For masses with consistent signs the multiplicative error is quadratic in $\theta.$ So if the estimate for $F_i$ is $F_i'$ then $F_i'/F_i$ will lie in $[1-c\theta^2,1+c\theta^2],$ for some absolute constant $c$ (and $0<\theta<1/2$ say). By scaling it suffices to look at the error of estimating the sum of $f(x)=1/|x|^2$ for particles with center of mass $(1,0,0)$ and within distance $O(\theta).$ By Taylor series each value is $f(1,0,0)+(x-(1,0,0))\cdot (\nabla f)(1,0,0)+O(|x-(1,0,0)|^2).$ The linear term cancels out because we're using the center of mass (monopole approximation). So the multiplicative error is bounded by $O(\theta^2).$ (I suspect there's a corresponding lower bound given by a uniform distribution.)
For mixed mass signs my instinct is to say there's isn't a sensible a priori error bound - if the forces cancel, the error could be much larger than the actual value.
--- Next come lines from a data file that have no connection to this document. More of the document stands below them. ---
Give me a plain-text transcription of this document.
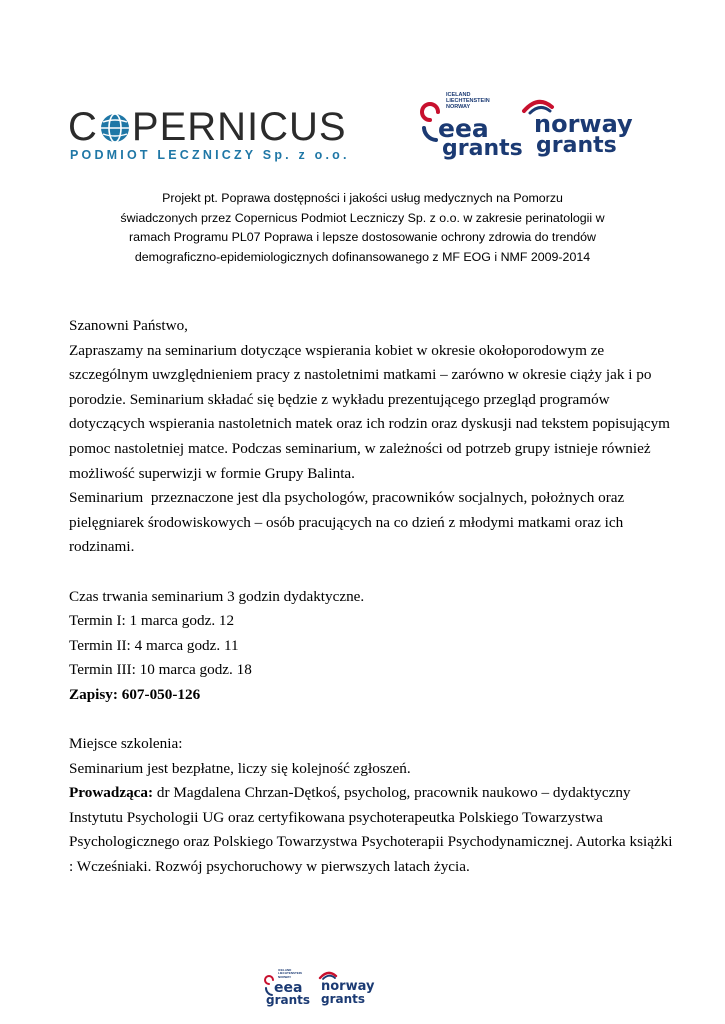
C PERNICUS
PODMIOT LECZNICZY Sp. z o.o.
ICELAND
LIECHTENSTEIN
NORWAY
eea
grants
norway
grants
Projekt pt. Poprawa dostępności i jakości usług medycznych na Pomorzu
świadczonych przez Copernicus Podmiot Leczniczy Sp. z o.o. w zakresie perinatologii w
ramach Programu PL07 Poprawa i lepsze dostosowanie ochrony zdrowia do trendów
demograficzno-epidemiologicznych dofinansowanego z MF EOG i NMF 2009-2014
Szanowni Państwo,
Zapraszamy na seminarium dotyczące wspierania kobiet w okresie okołoporodowym ze
szczególnym uwzględnieniem pracy z nastoletnimi matkami – zarówno w okresie ciąży jak i po
porodzie. Seminarium składać się będzie z wykładu prezentującego przegląd programów
dotyczących wspierania nastoletnich matek oraz ich rodzin oraz dyskusji nad tekstem popisującym
pomoc nastoletniej matce. Podczas seminarium, w zależności od potrzeb grupy istnieje również
możliwość superwizji w formie Grupy Balinta.
Seminarium  przeznaczone jest dla psychologów, pracowników socjalnych, położnych oraz
pielęgniarek środowiskowych – osób pracujących na co dzień z młodymi matkami oraz ich
rodzinami.
Czas trwania seminarium 3 godzin dydaktyczne.
Termin I: 1 marca godz. 12
Termin II: 4 marca godz. 11
Termin III: 10 marca godz. 18
Zapisy: 607-050-126
Miejsce szkolenia:
Seminarium jest bezpłatne, liczy się kolejność zgłoszeń.
Prowadząca: dr Magdalena Chrzan-Dętkoś, psycholog, pracownik naukowo – dydaktyczny
Instytutu Psychologii UG oraz certyfikowana psychoterapeutka Polskiego Towarzystwa
Psychologicznego oraz Polskiego Towarzystwa Psychoterapii Psychodynamicznej. Autorka książki
: Wcześniaki. Rozwój psychoruchowy w pierwszych latach życia.
ICELAND
LIECHTENSTEIN
NORWAY
eea
grants
norway
grants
The $O(N\log N)$ in the Barnes-Hut paper comes from considering particles in a grid (at least as I read it - they just say uniformly distributed). Suppose the universe size is $S$ and any pair of particles are separated by at least $s.$ Consider running Barnes-Hut to calculate the force at a particle at position $x.$ Points at distance $r>0$ from $x$ will be put in a cube of radius at least $\tfrac{1}{100}\theta r$ (being sloppy about constant). So we can upper bound the number of cubes by integrating $(\tfrac{1}{100}\theta r)^{-3}$ over points at distance between $s$ and $S$ from $x.$ Integrating using spherical co-ordinates gives a bound of $O(\theta^{-3})\int^S_s 1/r=O(\theta^{-3}\log(S/s)).$ For a grid we can put $S=1$ and $s=1/N^{1/3}$ for example, giving a bound of $O(\theta^{-3}\log N)$ cubes, for each of the $N$ iterations.